Wang wang wang wang sawang sinawang Kaya dan miskin bukan jaminan
Wang wang wang wang sawang sinawang Benar dan salah bukan ukuran
Wang wang wang wang sawang sinwang Kalah dan menang keberanian
Wang wang wang wang sawang sinawang Musibah atau kesempatan………………..
(album Sithik Eding/ je. elysanto )


Menjadi jawa adalah “ngoyak praja” menghidupkan harkat kedirian (human dignity) bukan menghamba pada bondho (-kepalsuan modernitas-) menegaskan mantra ki lurah semar Bodronoyo “boyo siro harso mardi kamardikan hayuo samar sumingkiring dur kamurkan”.

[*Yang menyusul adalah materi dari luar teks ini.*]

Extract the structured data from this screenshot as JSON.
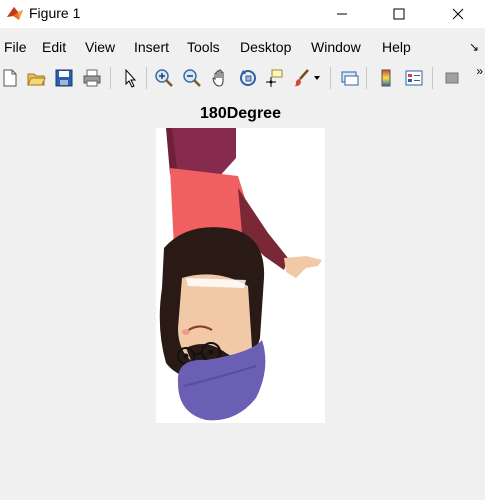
{
  "window": {
    "title": "Figure 1",
    "controls": [
      "minimize",
      "maximize",
      "close"
    ]
  },
  "menu": {
    "items": [
      "File",
      "Edit",
      "View",
      "Insert",
      "Tools",
      "Desktop",
      "Window",
      "Help"
    ],
    "pin_glyph": "↘"
  },
  "toolbar": {
    "buttons": [
      "new-figure-icon",
      "open-file-icon",
      "save-icon",
      "print-icon",
      "edit-plot-icon",
      "zoom-in-icon",
      "zoom-out-icon",
      "pan-icon",
      "rotate-3d-icon",
      "data-cursor-icon",
      "brush-icon",
      "link-plot-icon",
      "insert-colorbar-icon",
      "insert-legend-icon",
      "hide-plot-tools-icon"
    ],
    "more_glyph": "»"
  },
  "axes": {
    "title": "180Degree"
  },
  "colors": {
    "hair": "#2a1a16",
    "skin": "#f2c9a7",
    "shirt": "#f06060",
    "sleeve": "#7a2835",
    "pants": "#862b4d",
    "hood": "#6a5fb5"
  }
}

Menjadi java adalah mengalahkan diri sendiri dari penyebab angkara murka lengkap dengan segala ketamakanya. Kearifan jawa sedang diuji ditengah terpaan modernitas dan globalisasi, semua ukuran sudah berubah yang tersisa adalah keberanian menatap realitas dan menerjamahkan selekas mungkin segala musibah dan membedakanya dari kesempatan palsu sebagai manusia ditengah terpaan zaman.

Hilangnya nilai nilai lama dan berbagai dorongan perubahan tak jarang membuat grusa grusu rusak tatanan dan ajur mumur negarane karena terpikat janji palsu tak terarah, hingga kehilangan pondasi budayanya menjadi ngetan ngulon tak perduli dan sesat di jalanan


Wolak waliking jaman saiki Akeh uwong edan dianggep kiai

Soyo edan, sing dho urip bengi Samsoyo mini jarene seni

Pancen aneh polahe menungso Akeh dalan padhang, pilih dalan pati

Donya nyoto dho wegah ngugemi Pilih dho mikir donya memedi.

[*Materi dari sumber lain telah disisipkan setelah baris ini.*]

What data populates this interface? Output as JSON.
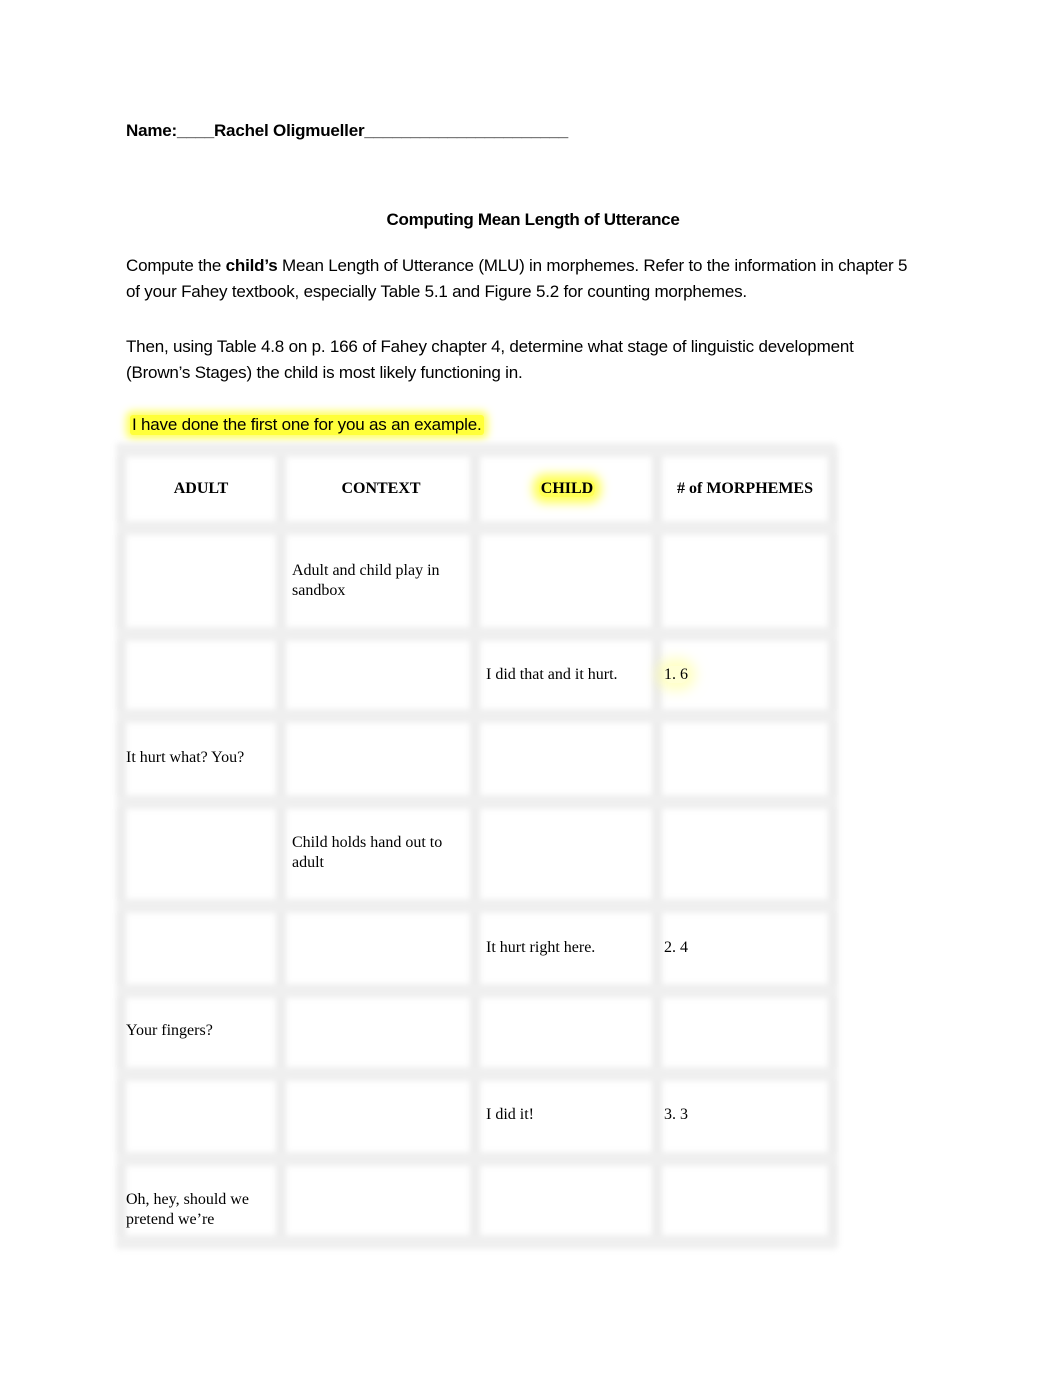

Jaman wis akhir, jaman wis akhir bumine goyang

Jaman wis akhir, jaman wis akhir bumine goyang

Akale njungkir, akale njungkir Pikirane nglambrang

(Lagu Jaman Akhir album Sithik Eding/ je. elysanto)


Jaman wis akhir kini adalah titik awal dimana manusia jawa harus mengakhiri cara-cara lama yang telah melenceng dari nilai-nilai jawa sesungguhnya , dikarenakan gesekan arus globalisasi yang bermuara kepada krisis identitas. Kembali kepada nilai-nilai luhur sebuah budaya adiluhung.

Membangun kembali karsa budaya jawa bukan lagi sebagai aktivitas subversif bukan pula bicara kalah menang, ataupun salah benar sebaliknya menjadi suatu tuntutan Etis sebagi subjek mengekspresikan identitas dan memaknainya bagi kehidupan yang bermartabat dan bertujuan. Menangkap élan vitale manusia jawa dan menghadirkannya di tengah dunia kini menjadi tantangan kita bersama.

2 Komentar:

  • Pada 13 November 2011 pukul 20.46.00 PST , Blogger pakdhekan mengatakan...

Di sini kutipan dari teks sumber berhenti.